Years later I had the privilege of serving with Leon Wessels in the South African Human Rights Commission. Leon came into the Commission and fitted perfectly into the ethos, often argumentative, intellectually robust debates that were a feature of the Commission at the time. He brought a passion for human rights law, experience in both legal practice and in politics and he also came with an inquiring open mind. More than that, he was never a former Minister sitting on a high horse and unable to sympathise with our sensitivities and proclivities. Even more important, Leon was not defensive about his past and about the National Party, neither was he uncritical about political developments in our time when there was need to.

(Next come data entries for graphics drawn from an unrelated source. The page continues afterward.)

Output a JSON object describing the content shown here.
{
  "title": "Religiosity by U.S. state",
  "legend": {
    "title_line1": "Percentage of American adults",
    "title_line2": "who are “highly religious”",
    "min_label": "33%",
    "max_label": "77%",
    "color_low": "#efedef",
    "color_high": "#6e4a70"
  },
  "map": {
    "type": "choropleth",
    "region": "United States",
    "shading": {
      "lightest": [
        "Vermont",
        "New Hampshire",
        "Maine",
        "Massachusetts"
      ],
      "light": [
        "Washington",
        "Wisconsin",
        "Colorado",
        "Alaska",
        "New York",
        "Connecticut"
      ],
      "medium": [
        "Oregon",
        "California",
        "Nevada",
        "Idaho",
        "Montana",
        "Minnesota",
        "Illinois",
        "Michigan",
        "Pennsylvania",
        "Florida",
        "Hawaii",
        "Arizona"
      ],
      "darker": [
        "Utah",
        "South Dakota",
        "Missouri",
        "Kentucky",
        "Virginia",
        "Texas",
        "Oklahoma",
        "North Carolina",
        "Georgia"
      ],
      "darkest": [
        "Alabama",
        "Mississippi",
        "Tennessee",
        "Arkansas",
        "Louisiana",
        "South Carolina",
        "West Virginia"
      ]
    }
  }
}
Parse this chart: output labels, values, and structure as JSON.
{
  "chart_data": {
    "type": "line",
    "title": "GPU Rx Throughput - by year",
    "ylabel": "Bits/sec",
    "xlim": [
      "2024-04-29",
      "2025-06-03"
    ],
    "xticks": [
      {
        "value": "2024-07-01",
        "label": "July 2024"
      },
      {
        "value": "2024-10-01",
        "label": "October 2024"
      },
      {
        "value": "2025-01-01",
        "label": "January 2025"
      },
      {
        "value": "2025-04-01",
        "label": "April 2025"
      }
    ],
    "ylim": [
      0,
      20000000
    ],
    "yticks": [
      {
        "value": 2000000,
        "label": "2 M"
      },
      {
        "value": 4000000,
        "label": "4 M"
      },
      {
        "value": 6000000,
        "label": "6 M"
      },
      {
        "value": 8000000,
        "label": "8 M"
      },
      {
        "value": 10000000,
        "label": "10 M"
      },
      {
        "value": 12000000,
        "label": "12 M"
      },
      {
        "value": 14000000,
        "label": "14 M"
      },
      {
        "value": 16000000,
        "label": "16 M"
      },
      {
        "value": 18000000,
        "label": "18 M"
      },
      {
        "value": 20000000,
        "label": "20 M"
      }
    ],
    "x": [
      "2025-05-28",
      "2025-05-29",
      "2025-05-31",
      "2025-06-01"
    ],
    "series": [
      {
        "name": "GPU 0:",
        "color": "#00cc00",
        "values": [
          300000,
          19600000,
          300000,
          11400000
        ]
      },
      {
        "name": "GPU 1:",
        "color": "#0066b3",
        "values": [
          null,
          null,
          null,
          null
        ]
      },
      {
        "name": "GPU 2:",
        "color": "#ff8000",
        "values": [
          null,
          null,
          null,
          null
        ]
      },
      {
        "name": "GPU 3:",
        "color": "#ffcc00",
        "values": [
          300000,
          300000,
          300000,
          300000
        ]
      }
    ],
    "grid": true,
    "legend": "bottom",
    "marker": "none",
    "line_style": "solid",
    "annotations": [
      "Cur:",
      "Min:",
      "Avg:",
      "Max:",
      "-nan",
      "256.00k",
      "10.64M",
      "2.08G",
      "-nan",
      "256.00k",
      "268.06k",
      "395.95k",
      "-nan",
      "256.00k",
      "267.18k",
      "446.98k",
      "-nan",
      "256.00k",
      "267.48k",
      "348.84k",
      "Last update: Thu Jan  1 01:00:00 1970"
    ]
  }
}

I had the signal honour of spending many early mornings with Leon at the Commission at our Isle of Houghton offices over coffee. Both of us were habitually the earliest to arrive at the office daily. We had opportunity to share news and perspectives about everything from home and family, work and play, as well as the academic research he was then undertaking. More importantly, we debated many aspects of the law and politics and we developed strategies for undertaking the work that was necessary for the Commission. We named our frequent trysts, The Early Morning Coffee Club that had only two members! Whereas in 1971 Leon Wessels and I would have occupied different or divergent scales of the pendulum, by 1999 together we were exploring how best we can contribute to make our democracy function optimally. In that sense we became comrades and partners in nation-building.